After all, Jeffers was not, as far as I can tell, a vegetarian. Humans have to eat, and if the anglers weren't standing in the stream pulling the salmon out of it, brown bears would almost certainly be there in their place--and no one blames them. My first reading of "Salmon Fishing" demonized the fishermen, cruelly pulling innocent fish out of their homes, but Jeffers' language suggests I was wrong; he says that they are
Dark silent forms, performing
Remote solemnities in the red shallows
Of the river's mouth at the year's turn,
Drawing landward their live bullion, the bloody mouths
And scales full of the sunset. (ll. 10-14)
There's something sinister about the fishermen, perhaps, and Jeffers certainly does not make the mistake supermarket city boys like me make--that of divorcing the dead fish from the live one--but these fishermen are not wicked, and the death of the fish, made holy by the sunset in their gills, allows humanity to continue to live on.

I say that Jeffers makes himself into one of the fish because of his ability to see their future; they "Twitch on the rocks, no more to wander at will / The wild Pacific pasture nor wanton and spawning / Race up into fresh water" (ll. 15-17). The narrative voice, tied to nature at the opening of the poem, dies on the same hook as the fish he describes.

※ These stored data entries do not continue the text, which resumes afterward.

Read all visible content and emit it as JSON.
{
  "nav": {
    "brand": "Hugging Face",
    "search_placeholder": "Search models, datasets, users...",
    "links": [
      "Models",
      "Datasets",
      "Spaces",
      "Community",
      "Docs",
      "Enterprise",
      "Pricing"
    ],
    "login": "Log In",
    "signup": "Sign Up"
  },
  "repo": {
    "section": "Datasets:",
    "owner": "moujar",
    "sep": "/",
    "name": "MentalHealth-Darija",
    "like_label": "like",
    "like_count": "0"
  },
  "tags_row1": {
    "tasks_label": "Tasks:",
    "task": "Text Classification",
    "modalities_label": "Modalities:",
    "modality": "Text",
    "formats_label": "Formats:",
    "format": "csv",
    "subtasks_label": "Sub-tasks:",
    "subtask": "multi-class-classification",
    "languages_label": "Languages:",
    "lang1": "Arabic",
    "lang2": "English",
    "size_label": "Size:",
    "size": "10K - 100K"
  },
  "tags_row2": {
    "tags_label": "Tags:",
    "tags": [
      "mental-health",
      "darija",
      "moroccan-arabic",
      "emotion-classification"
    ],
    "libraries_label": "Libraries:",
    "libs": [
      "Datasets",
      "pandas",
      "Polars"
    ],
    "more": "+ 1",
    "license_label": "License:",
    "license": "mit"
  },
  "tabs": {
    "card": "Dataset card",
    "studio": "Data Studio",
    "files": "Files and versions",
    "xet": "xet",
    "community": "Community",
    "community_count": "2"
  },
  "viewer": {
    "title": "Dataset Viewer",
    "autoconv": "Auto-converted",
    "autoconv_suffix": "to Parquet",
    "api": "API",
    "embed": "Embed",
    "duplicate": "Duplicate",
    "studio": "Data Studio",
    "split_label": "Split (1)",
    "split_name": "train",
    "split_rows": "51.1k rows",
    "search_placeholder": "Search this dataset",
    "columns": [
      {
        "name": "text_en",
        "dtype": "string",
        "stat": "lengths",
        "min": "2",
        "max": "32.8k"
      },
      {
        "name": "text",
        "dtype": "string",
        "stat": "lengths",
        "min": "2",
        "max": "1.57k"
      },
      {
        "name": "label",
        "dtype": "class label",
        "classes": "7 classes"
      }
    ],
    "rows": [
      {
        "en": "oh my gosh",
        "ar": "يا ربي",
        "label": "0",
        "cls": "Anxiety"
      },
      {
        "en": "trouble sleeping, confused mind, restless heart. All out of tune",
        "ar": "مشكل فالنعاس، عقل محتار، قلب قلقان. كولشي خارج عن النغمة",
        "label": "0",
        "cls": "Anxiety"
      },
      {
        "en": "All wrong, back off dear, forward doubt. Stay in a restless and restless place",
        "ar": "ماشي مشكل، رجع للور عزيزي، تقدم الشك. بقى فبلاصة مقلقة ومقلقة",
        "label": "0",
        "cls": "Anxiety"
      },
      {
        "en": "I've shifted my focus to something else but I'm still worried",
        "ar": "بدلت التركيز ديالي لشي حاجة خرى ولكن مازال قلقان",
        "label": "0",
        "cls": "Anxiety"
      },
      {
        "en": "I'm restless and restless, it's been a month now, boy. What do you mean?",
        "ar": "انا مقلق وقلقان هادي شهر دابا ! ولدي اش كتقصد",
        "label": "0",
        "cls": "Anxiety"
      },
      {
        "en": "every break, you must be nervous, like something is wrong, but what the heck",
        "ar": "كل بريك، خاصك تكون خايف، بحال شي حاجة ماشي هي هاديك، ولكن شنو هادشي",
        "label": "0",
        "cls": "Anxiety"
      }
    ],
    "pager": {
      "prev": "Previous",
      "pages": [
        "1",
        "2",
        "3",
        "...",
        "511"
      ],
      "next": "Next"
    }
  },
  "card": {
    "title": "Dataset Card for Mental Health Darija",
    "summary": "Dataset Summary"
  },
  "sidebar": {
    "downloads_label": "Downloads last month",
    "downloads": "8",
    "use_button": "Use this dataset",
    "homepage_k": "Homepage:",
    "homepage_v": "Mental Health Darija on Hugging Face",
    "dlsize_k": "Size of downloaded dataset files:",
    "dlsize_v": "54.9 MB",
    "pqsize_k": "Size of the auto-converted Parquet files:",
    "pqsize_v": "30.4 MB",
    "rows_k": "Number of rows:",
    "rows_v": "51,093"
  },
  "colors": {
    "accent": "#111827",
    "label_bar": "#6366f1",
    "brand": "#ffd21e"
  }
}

Jeffers' poetry trafficks in this ambiguity. We see it just as strongly in his poem "Haunted Country":
Here the human past is dim and feeble and alien to us
Our ghosts draw from the crowded future.
Fixed as the past how could it fail to drop weird shadows
And make strange murmurs about twilight? (ll. 1-4)
Jeffers appears to criticize the modern city-dweller for his lack of connection to the past--symbolized here by nature--which he must then fill with his dystopian expectations of the future. But the grammar's out of joint here. There's no punctuation mark between the first and second lines, which means that we're missing either a period there (making the first two lines distinct) or the words the and that (as in "alien to the us / That our ghosts draw"). The split is significant, the difference between a monolithic cultural identity and one that dissociates when faced with problems.

Likewise, "Fixed as the past" has no mechanical markers, and the clause could mean at least two things: (a) The past and the future are equally dependent (or equally static); and (b) The future is a square peg that modern man attempts to "fix as the past," that is, to shove into a round hole. This ambiguity, however, subverts Jeffers' presumed point. It becomes clear that it is not clear that modern man has no connection to the past or that that is a bad thing. Holding onto the future, Jeffers may suggest, is as dependable as holding onto the past. We may be faced with another set of salmon fishers here, people who we assume Jeffers dislikes while he actually admires them.

This ambiguity allows Jeffers to transcend the didactic and transitory nature of most environmentalist writers--he seems to hear every point of view and to treat them all equally. His conclusions are perhaps not conclusions at all, but further questions. He is, in other words, a first-rate Modernist poet, up there with Eliot and Frost and whoever else you include at the top.